Par déclaration du 22 septembre 2023, la société IDN Events a interjeté appel de ce jugement.
*****
Par conclusions récapitulatives notifiées par voie électronique le 10 septembre 2024, la société IDN Events demande à la cour de :
infirmer le jugement rendu par le tribunal de commerce d’Evry le 8 septembre 2023 dans les termes de la déclaration d’appel du 22 septembre 2023, en ce qu’il a :
« débouté la société IDN Events de sa demande de nullité du rapport du cabinet [P] daté du 17 février 2022 ;
débouté la société IDN Events de sa demande d’écarter des débats le rapport du cabinet [P] daté du 17 février 2022 ;
débouté la société IDN Events de sa demande de communication des documents sur lesquels a travaillé le cabinet [P] ;
reporté au 6 janvier 2019 la date de cessation des paiements de la société IDN Events, initialement fixée au 1er octobre 2019 ;
débouté la société IDN Events de sa demande au titre de l’article 700 du code de procédure civile » ;
Statuant à nouveau,
A titre principal,
Prononcer la nullité du rapport de fin de mission du cabinet [P] du 17 février 2022 ;
A titre subsidiaire,
Ecarter des débats le rapport de fin de mission du cabinet [P] du 17 février 2022 ;
A titre très subsidiaire,
Ordonner à Me [H] [U], es-qualités, de communiquer à la partie adverse et aux débats en format exploitable (PDF ou papier) :
l’intégralité des documents sur lesquels le cabinet [P] a travaillé, et notamment :
fichiers d’écritures comptables (FEC) pour les années 2017 à 2019 ;
documents comptables au format PDF de 2014 à 2020 (balances, grands-livres, journaux) récupérés par la société d’archivage dans les locaux de la société IDN Events avant sa liquidation ;
relevés des comptes bancaires 2019/2020 de la société IDN Events ;
Assortir cette obligation d’une astreinte de 250 euros par jour de retard et par catégorie de documents ;
En tout état de cause,
Débouter Me [H] [U] de ses demandes, fins et conclusions ;
Condamner Me [H] [U] es-qualités à verser à la société IDN Events une somme de 4 000 euros au titre de l’article 700 du code de procédure civile ;
Condamner Me [H] [U] es-qualités aux entiers dépens.

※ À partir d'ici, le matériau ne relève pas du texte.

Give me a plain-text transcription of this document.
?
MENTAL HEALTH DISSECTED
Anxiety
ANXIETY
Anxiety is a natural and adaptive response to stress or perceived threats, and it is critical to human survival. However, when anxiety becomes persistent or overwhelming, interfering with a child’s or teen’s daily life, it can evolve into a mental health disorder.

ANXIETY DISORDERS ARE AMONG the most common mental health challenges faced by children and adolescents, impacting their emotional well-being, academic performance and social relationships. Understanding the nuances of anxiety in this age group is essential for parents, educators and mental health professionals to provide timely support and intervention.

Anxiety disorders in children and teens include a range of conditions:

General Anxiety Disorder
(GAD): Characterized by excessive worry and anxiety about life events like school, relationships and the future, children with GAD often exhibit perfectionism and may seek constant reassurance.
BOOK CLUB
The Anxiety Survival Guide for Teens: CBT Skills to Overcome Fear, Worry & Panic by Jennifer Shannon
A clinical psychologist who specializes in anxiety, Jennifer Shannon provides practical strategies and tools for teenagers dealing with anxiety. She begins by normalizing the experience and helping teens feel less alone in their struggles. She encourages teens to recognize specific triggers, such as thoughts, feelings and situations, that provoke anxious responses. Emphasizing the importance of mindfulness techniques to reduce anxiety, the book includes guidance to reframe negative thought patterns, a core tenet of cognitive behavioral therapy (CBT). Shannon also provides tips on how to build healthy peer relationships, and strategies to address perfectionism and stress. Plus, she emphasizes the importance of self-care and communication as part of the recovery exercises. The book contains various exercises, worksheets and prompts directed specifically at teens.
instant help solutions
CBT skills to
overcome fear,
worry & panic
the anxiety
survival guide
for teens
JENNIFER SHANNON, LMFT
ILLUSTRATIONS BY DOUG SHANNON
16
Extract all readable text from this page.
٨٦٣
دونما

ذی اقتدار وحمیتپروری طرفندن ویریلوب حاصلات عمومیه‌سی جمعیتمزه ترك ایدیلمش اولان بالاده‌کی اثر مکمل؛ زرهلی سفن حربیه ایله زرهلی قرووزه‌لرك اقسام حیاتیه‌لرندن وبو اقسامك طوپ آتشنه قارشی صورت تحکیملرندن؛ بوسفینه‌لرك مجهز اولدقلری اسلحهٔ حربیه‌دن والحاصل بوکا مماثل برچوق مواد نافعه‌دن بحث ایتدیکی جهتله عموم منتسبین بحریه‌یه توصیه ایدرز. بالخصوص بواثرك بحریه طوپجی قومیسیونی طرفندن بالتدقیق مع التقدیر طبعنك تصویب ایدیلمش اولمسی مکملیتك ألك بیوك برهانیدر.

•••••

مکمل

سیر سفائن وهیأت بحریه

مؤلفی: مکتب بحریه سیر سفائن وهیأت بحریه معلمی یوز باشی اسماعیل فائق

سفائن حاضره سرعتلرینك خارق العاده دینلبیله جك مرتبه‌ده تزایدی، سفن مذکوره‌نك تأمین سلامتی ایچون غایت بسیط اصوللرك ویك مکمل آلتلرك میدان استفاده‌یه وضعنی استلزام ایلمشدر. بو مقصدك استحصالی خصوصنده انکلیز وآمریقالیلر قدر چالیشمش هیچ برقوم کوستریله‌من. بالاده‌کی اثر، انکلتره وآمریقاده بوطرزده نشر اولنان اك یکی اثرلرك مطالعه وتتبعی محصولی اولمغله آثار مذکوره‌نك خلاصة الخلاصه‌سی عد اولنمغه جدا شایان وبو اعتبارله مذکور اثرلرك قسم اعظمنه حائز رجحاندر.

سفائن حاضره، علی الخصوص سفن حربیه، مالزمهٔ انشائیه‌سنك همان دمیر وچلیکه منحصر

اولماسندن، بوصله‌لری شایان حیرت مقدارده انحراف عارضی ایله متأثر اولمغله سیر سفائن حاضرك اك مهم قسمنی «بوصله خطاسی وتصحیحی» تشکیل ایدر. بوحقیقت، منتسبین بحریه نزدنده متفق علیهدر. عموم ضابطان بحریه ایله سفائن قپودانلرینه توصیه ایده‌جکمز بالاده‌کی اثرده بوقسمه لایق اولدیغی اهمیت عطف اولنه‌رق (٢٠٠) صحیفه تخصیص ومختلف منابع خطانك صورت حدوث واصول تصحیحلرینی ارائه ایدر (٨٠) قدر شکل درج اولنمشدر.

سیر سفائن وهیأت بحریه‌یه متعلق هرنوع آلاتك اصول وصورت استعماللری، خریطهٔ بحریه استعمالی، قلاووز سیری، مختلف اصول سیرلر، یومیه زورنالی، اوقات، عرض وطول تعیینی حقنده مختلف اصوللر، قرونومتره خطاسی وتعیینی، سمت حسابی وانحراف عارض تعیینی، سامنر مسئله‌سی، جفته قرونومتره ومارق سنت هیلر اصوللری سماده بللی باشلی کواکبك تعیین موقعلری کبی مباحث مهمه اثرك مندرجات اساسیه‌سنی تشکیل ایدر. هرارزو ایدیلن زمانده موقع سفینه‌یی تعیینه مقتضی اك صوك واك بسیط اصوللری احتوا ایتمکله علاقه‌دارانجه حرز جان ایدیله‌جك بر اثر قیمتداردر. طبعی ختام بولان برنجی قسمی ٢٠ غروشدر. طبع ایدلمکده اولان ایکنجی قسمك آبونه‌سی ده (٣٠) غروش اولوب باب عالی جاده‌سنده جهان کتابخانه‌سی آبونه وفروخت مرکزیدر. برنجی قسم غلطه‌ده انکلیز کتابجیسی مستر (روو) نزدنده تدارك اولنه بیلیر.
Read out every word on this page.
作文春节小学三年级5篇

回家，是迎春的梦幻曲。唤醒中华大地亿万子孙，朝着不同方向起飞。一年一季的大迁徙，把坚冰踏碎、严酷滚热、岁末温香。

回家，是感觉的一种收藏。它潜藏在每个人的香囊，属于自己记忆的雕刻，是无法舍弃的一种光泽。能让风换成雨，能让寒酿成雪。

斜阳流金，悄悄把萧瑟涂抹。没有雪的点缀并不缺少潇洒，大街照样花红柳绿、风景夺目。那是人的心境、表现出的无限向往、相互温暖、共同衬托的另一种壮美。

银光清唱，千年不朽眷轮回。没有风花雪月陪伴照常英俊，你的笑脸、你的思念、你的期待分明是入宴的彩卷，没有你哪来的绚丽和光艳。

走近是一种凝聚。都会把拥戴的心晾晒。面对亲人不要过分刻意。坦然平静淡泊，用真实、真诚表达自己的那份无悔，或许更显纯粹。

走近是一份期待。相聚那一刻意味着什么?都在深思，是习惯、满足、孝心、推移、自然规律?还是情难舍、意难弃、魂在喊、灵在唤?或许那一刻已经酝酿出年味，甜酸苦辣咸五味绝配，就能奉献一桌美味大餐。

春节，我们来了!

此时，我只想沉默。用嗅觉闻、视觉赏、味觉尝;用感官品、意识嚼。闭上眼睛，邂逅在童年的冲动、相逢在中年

Par conclusions notifiées par voie électronique le 25 septembre 2024, Me [H] [U], agissant en qualité de liquidateur, demande à la cour de :
confirmer le jugement du tribunal de commerce d’Evry du 8 septembre 2023 en ce qu’il a :
« débouté la société IDN Events de sa demande de nullité du rapport du cabinet [P] daté du 17 février 2022 ;
débouté la société IDN Events de sa demande d’écarter des débats le rapport du cabinet [P] daté du 17 février 2022 ;
débouté la société IDN Events de sa demande de communication des documents sur lesquels a travaillé le cabinet [P] ;
reporté au 6 janvier 2019 la date de cessation des paiements de la société IDN Events, initialement fixée au 1er octobre 2019 ;
dit que le présent jugement sera publié conformément à l’article R. 621-8 du code de commerce ;
débouté la société IDN Events de sa demande au titre de l’article 700 du code de procédure civile ;
réservé les dépens en frais privilégiés de la procédure. »
Ordonner l’accomplissement des formalités de publicité prescrites par la loi ;
Ordonner l’emploi des dépens en frais privilégiés de procédure collective.
Pour un exposé plus détaillé des faits, de la procédure, des moyens et prétentions des parties, la cour renvoie aux écritures déposées.
*****
La clôture de l’instruction a été prononcée le 26 septembre 2024.
*****
MOTIFS DE LA DECISION
La demande de rejet de report de la date de cessation des paiements étant principalement fondée sur le rapport établi par le cabinet [P] & Associés désigné par le juge-commissaire, il convient, avant de statuer sur le fond, de répondre aux prétentions relatives à la nullité dudit rapport, à la demande tendant à la voir écarté des débats et, enfin, à la demande de communication de pièces faites par la société IDN Events.
Sur la nullité du rapport du cabinet [P] & Associés.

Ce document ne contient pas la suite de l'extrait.